K. Koláčeka, J. Schmidta, V. Boháčeka, M. Řípaa, P. Vrbaa, O. Frolovb, M. Tichýb, A. Jančárekc, M. Vrbovác, E. Skladnik-Sadowskad, M. Sadowskid, and J. Baranowskid
Abstract: We investigated how antireflection (AR) using thin film interference can be achieved in the EUV for multilayer mirrors. This may not been much investigated since AR is not usually needed. AR is not as straightforward as in the visible and neighboring frequencies for several reasons. No materials are entirely transparent in the EUV (indeed materials commonly used in the visible are among the most opaque). The optical constants are not known as well (particularly for compounds), and the antireflection layers can decrease the desired reflection from the multilayer at the “called for” energy. Incorporation of impurities can also be a problem. Nevertheless AR has a role to play in some circumstances.

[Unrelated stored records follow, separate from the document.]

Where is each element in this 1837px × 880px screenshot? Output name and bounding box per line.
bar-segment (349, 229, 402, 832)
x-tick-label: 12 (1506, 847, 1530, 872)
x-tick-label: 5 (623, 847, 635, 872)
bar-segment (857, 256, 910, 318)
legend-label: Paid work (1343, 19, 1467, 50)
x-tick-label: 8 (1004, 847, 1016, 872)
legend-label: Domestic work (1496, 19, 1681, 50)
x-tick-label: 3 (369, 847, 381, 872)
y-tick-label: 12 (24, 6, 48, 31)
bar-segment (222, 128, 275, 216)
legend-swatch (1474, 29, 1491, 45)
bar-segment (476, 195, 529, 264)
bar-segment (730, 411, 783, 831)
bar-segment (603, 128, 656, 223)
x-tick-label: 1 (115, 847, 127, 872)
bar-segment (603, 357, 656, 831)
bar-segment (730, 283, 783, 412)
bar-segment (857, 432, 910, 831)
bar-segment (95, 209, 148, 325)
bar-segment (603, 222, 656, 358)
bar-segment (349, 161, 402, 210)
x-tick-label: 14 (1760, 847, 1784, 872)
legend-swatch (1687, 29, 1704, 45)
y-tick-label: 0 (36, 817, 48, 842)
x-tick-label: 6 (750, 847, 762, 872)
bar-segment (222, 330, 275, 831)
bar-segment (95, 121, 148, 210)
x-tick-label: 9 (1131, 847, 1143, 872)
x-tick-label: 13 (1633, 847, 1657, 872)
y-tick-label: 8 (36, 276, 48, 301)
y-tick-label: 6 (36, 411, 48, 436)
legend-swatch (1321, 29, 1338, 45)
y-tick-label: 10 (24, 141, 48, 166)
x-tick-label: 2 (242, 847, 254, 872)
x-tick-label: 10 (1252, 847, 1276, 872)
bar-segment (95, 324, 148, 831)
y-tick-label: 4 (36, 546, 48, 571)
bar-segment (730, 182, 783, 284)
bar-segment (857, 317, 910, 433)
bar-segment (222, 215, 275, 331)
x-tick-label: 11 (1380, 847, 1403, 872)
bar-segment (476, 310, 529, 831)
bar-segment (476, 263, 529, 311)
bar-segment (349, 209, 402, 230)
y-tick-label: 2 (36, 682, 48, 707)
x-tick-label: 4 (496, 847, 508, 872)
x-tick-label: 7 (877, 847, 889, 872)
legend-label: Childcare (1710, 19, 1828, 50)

D. D. Allred and R. S. Turley
Abstract: This paper is a report on our effort to use reflectance measurements of a set of amorphous silicon (a-Si) and uranium (U) multilayer mirrors with an uranium oxide overcoat to obtain the optical constants of a-Si and uranium. The optical constants of U, its oxides, and Si, whether crystalline or amorphous, at 30.4 and 58.4 nm in the extreme ultraviolet (EUV) are a source of uncertainty in the design of multilayer optics. Measured reflectances of multilayer mirror coatings do not agree with calculated reflectances using existing optical constants at all wavelengths. We have calculated the magnitude and the direction of the shift in the optical constants of U and a-Si from reflectivity measurements of DC magnetron sputtered a-Si/U multilayers at 30.4 and 58.4 nm. The reflectivity of the multilayers were measured using a UV hollow cathode plasma light source, a 1 meter VUV monochromator, a back-thinned CCD camera, and a channeltron detector. These reflectance measurements were verified by measurements made at LBNL. The reflectances of the multilayer coatings were measured at 14.5 degrees from normal to the mirror surface. The optical constants were calculated using IMD which uses CURVEFIT to fit the optical constants to reflectivity measurements of a range of multilayer mirrors that varied over a span of 150 - 25.0 nm bilayer thickness. The effects of surface oxide and roughness, interdiffusion, and interfacial roughness were numerically subtracted in fitting the optical constants. The (delta) , (beta) determined at 30.4 nm does not well match the values of c-Si published in the literature (HBOC1), but do approach those of a-Si as reported in literature (HBOC). The difference in the optical constants of c-Si and a-Si are larger than can be attributed to differences in density. Why the optical constants of these two materials vary at 30.4 remains an open question.